The Moor (DCI Ryan Mysteries, #11)(59)



“Of course,” he said, sadly. “I don’t know what we’ll do without him.”

“Well, that’s easy, isn’t it?” Ryan continued, in the same pleasant tone. “The circus will pass to you, now. It’ll be you at the helm, and not Charlie.”

He saw the moment the truth of it hit home for Duke, and caught the quick flash of excitement that was quickly concealed.

Yes, he thought. Everyone had a motive, if you looked hard enough.

Sometimes you hardly needed to look at all.

*

Their final interview of the evening was with Sabina, who had buried her grief behind a wall of anger.

“Your son will get his place at university,” she was saying, as they stepped inside her small motorhome. “Good fortune rests on your horizon.”

Catching sight of the new arrivals, the community support officer sent them both an apologetic look, and hastily excused himself.

“Sorry to trouble you, so late,” Ryan said. “May we sit down?”

Sabina looked between the pair of them and nodded.

“Why not? I can crack open a bottle of wine,” she said, in a brittle voice. “Let’s get a takeaway and make an evening of it.”

“It’s alright to be upset,” Phillips told her. “You’ve had a terrible shock.”

“Have I? Yes, I s’pose I have. He always was a man to keep you guessing. Well, he’s really taken the prize, this time. Bastard,” she tagged on.

“When was the last time you saw him?” Ryan asked, shaking his head when she offered a packet of cigarettes. He kept a close watch on Phillips, who seemed to be sniffing second-hand smoke everywhere they went, lately.

“It was just after he finished the show, a couple of minutes after nine,” she said. “I was waiting for him by the main entrance and I called out to him, but he said he didn’t have time, or something like that, and kept walking. He was in a hurry to kill himself, apparently.”

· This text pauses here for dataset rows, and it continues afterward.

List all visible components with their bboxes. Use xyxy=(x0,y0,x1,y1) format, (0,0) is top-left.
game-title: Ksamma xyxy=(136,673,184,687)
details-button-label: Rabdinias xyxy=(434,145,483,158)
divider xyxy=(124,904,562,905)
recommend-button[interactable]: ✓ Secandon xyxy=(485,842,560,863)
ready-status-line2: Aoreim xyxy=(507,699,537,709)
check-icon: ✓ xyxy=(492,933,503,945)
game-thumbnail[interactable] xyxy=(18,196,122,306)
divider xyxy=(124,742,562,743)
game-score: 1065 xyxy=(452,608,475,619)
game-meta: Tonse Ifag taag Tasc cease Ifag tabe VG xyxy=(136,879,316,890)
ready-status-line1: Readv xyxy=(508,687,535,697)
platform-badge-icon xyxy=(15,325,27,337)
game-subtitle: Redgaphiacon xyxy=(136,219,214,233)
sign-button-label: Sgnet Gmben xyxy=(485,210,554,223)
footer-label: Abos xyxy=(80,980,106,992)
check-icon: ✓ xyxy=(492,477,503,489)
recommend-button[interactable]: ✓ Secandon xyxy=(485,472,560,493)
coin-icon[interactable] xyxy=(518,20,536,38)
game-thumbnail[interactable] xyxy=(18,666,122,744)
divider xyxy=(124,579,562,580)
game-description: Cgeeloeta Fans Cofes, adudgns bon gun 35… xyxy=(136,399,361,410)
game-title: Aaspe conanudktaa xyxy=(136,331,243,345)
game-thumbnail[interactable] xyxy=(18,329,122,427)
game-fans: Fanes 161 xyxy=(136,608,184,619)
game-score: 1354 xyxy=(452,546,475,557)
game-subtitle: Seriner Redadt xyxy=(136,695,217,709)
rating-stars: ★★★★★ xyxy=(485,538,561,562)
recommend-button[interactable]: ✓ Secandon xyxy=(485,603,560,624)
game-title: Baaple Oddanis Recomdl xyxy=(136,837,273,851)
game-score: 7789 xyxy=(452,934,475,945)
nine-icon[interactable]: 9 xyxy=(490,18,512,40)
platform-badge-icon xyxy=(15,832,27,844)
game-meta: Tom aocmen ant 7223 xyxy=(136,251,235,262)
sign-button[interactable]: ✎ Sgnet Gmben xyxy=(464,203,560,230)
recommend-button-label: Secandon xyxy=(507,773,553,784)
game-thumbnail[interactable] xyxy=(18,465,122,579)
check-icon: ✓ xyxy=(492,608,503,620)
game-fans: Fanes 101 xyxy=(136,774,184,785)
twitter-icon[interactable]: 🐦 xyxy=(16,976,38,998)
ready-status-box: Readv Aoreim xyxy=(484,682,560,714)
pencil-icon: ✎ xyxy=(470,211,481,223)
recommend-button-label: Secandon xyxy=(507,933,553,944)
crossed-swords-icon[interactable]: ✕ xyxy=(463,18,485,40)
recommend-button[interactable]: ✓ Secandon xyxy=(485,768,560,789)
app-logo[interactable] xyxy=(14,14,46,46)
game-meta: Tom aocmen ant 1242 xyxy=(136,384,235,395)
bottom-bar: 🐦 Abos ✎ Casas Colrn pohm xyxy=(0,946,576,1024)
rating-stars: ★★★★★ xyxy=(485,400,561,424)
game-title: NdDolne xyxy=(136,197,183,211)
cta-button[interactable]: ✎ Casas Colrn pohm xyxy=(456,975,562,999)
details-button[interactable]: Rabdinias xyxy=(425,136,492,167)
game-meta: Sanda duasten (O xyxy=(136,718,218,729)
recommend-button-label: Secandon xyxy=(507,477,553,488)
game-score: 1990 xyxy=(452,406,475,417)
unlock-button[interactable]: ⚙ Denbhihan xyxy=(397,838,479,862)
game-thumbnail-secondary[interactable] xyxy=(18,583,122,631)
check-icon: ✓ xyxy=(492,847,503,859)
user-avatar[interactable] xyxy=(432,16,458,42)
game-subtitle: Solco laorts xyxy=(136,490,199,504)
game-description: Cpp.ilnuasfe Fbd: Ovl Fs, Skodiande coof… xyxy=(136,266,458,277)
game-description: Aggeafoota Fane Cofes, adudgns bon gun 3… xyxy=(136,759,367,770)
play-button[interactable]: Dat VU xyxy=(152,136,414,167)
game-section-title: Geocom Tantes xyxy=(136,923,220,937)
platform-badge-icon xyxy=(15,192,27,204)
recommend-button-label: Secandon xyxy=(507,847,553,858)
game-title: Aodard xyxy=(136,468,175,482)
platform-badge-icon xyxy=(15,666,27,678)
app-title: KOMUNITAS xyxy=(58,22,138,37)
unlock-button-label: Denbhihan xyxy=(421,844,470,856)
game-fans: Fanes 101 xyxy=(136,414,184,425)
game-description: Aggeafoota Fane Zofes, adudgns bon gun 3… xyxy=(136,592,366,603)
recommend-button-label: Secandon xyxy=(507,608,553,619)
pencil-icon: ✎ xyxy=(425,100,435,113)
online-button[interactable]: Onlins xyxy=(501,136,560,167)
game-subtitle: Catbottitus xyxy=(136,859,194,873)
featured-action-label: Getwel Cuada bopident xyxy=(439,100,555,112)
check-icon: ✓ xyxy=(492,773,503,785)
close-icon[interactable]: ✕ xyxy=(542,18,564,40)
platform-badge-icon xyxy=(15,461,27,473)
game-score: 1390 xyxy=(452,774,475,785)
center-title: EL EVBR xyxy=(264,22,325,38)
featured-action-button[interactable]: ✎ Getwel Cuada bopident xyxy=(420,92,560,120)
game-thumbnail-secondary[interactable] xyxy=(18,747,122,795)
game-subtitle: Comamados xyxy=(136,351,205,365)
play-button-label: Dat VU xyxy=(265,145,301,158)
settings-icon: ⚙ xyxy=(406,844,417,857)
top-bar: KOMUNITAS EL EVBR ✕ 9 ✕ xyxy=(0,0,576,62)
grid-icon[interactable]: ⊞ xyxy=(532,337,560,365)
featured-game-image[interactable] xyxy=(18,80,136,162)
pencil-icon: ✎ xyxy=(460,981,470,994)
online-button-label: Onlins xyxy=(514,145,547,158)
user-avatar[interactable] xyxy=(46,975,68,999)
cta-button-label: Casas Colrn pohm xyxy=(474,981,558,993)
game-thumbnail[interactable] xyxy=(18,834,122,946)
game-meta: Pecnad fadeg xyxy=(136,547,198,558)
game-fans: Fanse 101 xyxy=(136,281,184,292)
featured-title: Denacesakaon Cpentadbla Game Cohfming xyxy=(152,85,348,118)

Phillips reminded himself that her acerbic remarks didn’t necessarily mean anything sinister; some people laughed at funerals; others cried. People dealt with their grief in very different ways.

“You two had known each other a long time,” he murmured.

Sabina leaned back against a wall, to stop herself pacing.

“Yeah. I grew up in O’Neill’s, and he was older than me. Cool, the bad boy—you know, all that stuff.”

She took a long drag of her cigarette.

“You probably know, by now, that we had something going on for years. Off, on, off and on again. That’s how it went, until Esme messed up the rhythm.”

“You didn’t have any kind of physical relationship while they were married?” Ryan asked, because he was interested to know what made the dead man tick.

“Right at the beginning, just before they buggered off to get married, I thought things were going to turn back my way,” she said, in a funny, faraway voice. “But she won. She always won.”

“She was your friend, wasn’t she?” Phillips asked.

Sabina looked him dead in the eye.

“I haven’t got friends, sergeant. I have people who help to distract me from how shit my life is,” she said. “You can call them what you like, but we don’t spend time together because we’ve got so much in common. It’s because there’s nobody else.”

“If you hate it so much, why not leave?” Ryan asked.

She smiled.

“Because of him, chief inspector. I always hung around because of him,” she replied. “But now he’s gone, so I’m free to go anywhere and be anything I want.”

The cigarette burned down to the end and she stabbed the butt into a porcelain teacup on the counter near where she stood.

She turned to them both with another hard smile, and her eyes were over-bright.

“See? Good fortune rests on my horizon, too.”

*

It was after midnight by the time Ryan and Phillips finished on the moor. It had taken some time to oversee the process of collecting statements and transferral of the body, to seize the tapes from the camera which was positioned next to a motion-activated light on the side of the ticket office, and to deal with the endless round of inane questions from the general public, which was par for the course in their job.

After a final word with Faulkner, whose team was finally packing up for the day, each man returned to his car and looked forward to the comfort of home.

Neither of them noticed a car crossing the moor shortly after, following at a safe distance. Just as they hadn’t noticed it the day before, either.

Its driver was adept at blending in—driving neither too fast, nor too slow—and remained focused on finding the one person who had the ability to destroy it all.

Samantha.

There was only one place she could be.





CHAPTER 32


The nightmare was dark and all-consuming.

It made no allowances for age, nor softened the edges of its horror to protect the little girl’s mind. Instead, it turned against her, ravaging her heart while she slept.

She saw her mother’s face, smiling down at her. There were crinkles at the corners of her eyes. She raised her arms to be held but was too late. There was nothing but air; icy cold against her skin, and sickly, like fruit rotting in a bowl.